How many of us have complained that we do not know God’s will for our lives? Many times we are aware of what he wants, but we just struggle with actually doing it. I know I should reach out to my friends at school, but opening my mouth and starting a conversation about God or church is hard. I know God wants me to spend time with him every day, so why is my devotional time so inconsistent?
Good news: even Jesus struggled with doing God’s will. We have recorded in Matthew 26 the very real struggle of Jesus Christ before he went to the cross. He already knows the will of his Father, but he is wrestling with what that means for him. It means suffering. It means torture and scorn and embarrassment. It means death. And instead of standing firm and calmly accepting his fate like some fake superhero would, he falls on his face in anguish as he begs the Father to find another way.
But this struggle is heroic. Jesus is not cowardly looking for an escape hatch. He is not debating whether or not he should do God’s will. He is rather struggling with WHY God’s will has to be accomplished in such a brutal way. And in the middle of this agony, he resolutely prays, “Not what I want! What you want! Even though it does not make sense to me. Even though it means horrible suffering! Get me out of this if there is any other way! But know that I am fully committed to doing your will if this is it.”

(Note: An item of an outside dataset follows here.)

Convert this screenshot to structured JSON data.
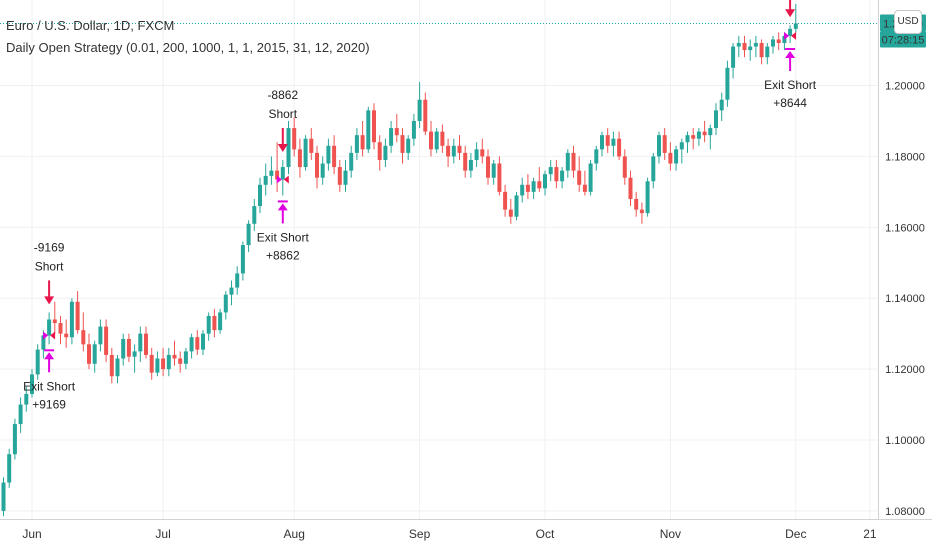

Can you say the same thing? Comparing some of our decisions with Jesus’ decision to go to the cross seems odd. But what if we sought God’s will in every decision with the same strong attitude as Jesus? “Yet, not as I will, but as you will.”
What are you struggling with today? What if God’s will does not match your liking? May we always proclaim with everything in us (through tears and struggle, perhaps), “Not as I will, Father, but your will be done.”